Take the hardware. The iPhone essentially has one input method (touch), while the G1 arms you with an excellent capacative touchscreen, a full Qwerty keyboard and throws in a scrollwheel to boot – just because it can. Multiple input options may make for a less pleasing hardware aesthetic but productivity soars with such a dextrous orchestra at your fingertips.

But of course it's important not to get too hung up on the G1. There will be other very different Android phones, with other form factors, made by other mobile creators. The Android army will have many faces and figures. Therefore it is probably going to evolve in leaps and bounds - quite unlike, I suspect, the smoothly controlled iterations of Apple's iPhone roadmap.

Which is precisely what makes Android so interesting and potentially disruptive.

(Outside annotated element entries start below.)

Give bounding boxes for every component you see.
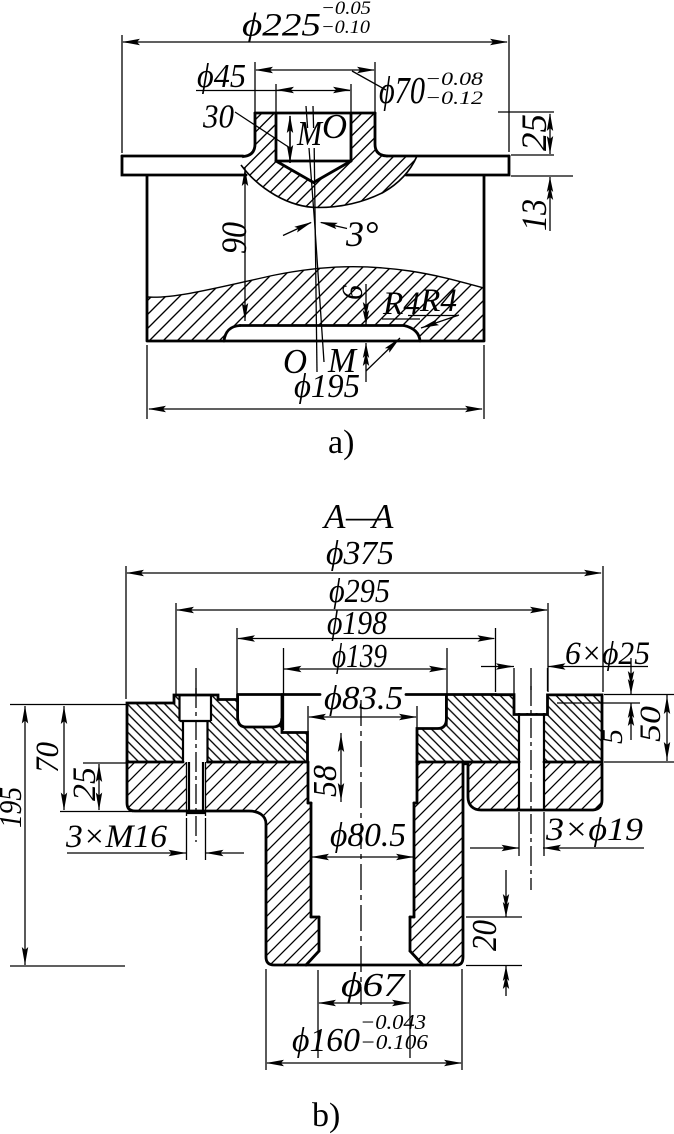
svg-text:R4: R4 <box>382 286 420 322</box>
svg-text:90: 90 <box>214 222 254 254</box>
svg-text:20: 20 <box>465 920 504 951</box>
svg-text:6×ϕ25: 6×ϕ25 <box>565 636 650 672</box>
svg-text:ϕ375: ϕ375 <box>326 535 394 572</box>
svg-text:M: M <box>296 114 323 153</box>
svg-text:b): b) <box>312 1097 340 1134</box>
svg-text:ϕ195: ϕ195 <box>294 368 360 405</box>
svg-text:ϕ198: ϕ198 <box>327 605 387 642</box>
svg-text:O: O <box>322 107 347 146</box>
svg-text:70: 70 <box>30 742 66 773</box>
svg-text:R4: R4 <box>419 283 457 319</box>
svg-text:25: 25 <box>67 767 103 801</box>
svg-text:−0.12: −0.12 <box>425 88 484 109</box>
svg-text:13: 13 <box>514 199 554 231</box>
svg-text:5: 5 <box>596 729 629 744</box>
svg-text:ϕ67: ϕ67 <box>341 967 406 1004</box>
svg-text:ϕ83.5: ϕ83.5 <box>324 680 403 717</box>
svg-text:A: A <box>370 497 394 536</box>
svg-text:ϕ225: ϕ225 <box>242 8 321 44</box>
svg-text:ϕ70: ϕ70 <box>379 70 425 112</box>
svg-text:ϕ139: ϕ139 <box>332 638 387 675</box>
svg-text:−0.08: −0.08 <box>425 69 484 90</box>
svg-text:3°: 3° <box>345 214 378 254</box>
svg-text:A: A <box>322 497 346 536</box>
svg-text:3×M16: 3×M16 <box>65 819 168 855</box>
svg-text:a): a) <box>328 424 354 461</box>
svg-text:−0.106: −0.106 <box>360 1030 429 1054</box>
svg-text:58: 58 <box>307 765 344 797</box>
svg-text:25: 25 <box>514 114 554 151</box>
svg-text:ϕ80.5: ϕ80.5 <box>330 817 406 854</box>
svg-text:50: 50 <box>634 706 667 742</box>
svg-text:3×ϕ19: 3×ϕ19 <box>545 812 643 848</box>
svg-text:30: 30 <box>202 99 234 136</box>
svg-text:ϕ160: ϕ160 <box>292 1022 360 1059</box>
svg-text:−0.10: −0.10 <box>321 17 371 38</box>
svg-text:195: 195 <box>0 787 28 828</box>
svg-text:ϕ45: ϕ45 <box>197 58 246 95</box>
svg-text:6: 6 <box>336 285 369 300</box>
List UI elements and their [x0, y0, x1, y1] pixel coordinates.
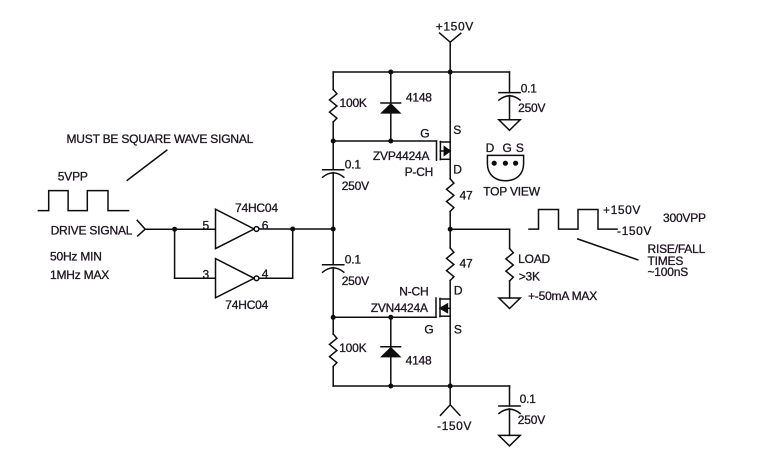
svg-text:0.1: 0.1 — [345, 253, 362, 267]
svg-text:G: G — [420, 126, 429, 140]
svg-text:D: D — [453, 162, 462, 176]
svg-text:250V: 250V — [518, 101, 545, 115]
svg-text:-150V: -150V — [437, 419, 472, 433]
svg-text:LOAD: LOAD — [518, 252, 550, 266]
svg-text:3: 3 — [203, 267, 210, 281]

Everything is theoretically possible for Android phones in hardware terms (any manufacturer can freely use the OS) – and in software terms too of course. Moreover, anything can be uploaded to the Android Marketplace and thus downloaded to your phone.

Provided the developers come, Android lets them build it.

In short: Google's mobile OS delivers a lot to be excited about. An upstart Android may be but it sure isn't short of ambition.

Google's out-of-the-box usability is a big selling point here, as is the absence of a licence fee which should encourage the launch of more and cheaper Android-powered smartphones. And the apps - thin on the ground at the moment - will surely follow as Google phones proliferate, putting organic flesh on Android's bones.

Should we expect an Android business phone? Considering the topsy-turvy smartphone world these days it would be madness to rule it out. After all Apple's ultimate consumer toy has now licensed Microsoft ActiveSync for Exchange email access. And BlackBerry-maker RIM is shouting about its touchscreen media-playing gadget Storm. This really is the smartphone world turned upside down.

For Google's part, it already has fingers in SME pies with its software-as-a-service portfolio (Google Apps). Looked at from that angle – and considering the increasing importance of mobility to businesses - Android is the obvious next step in a Google enterprise push. So watch this space.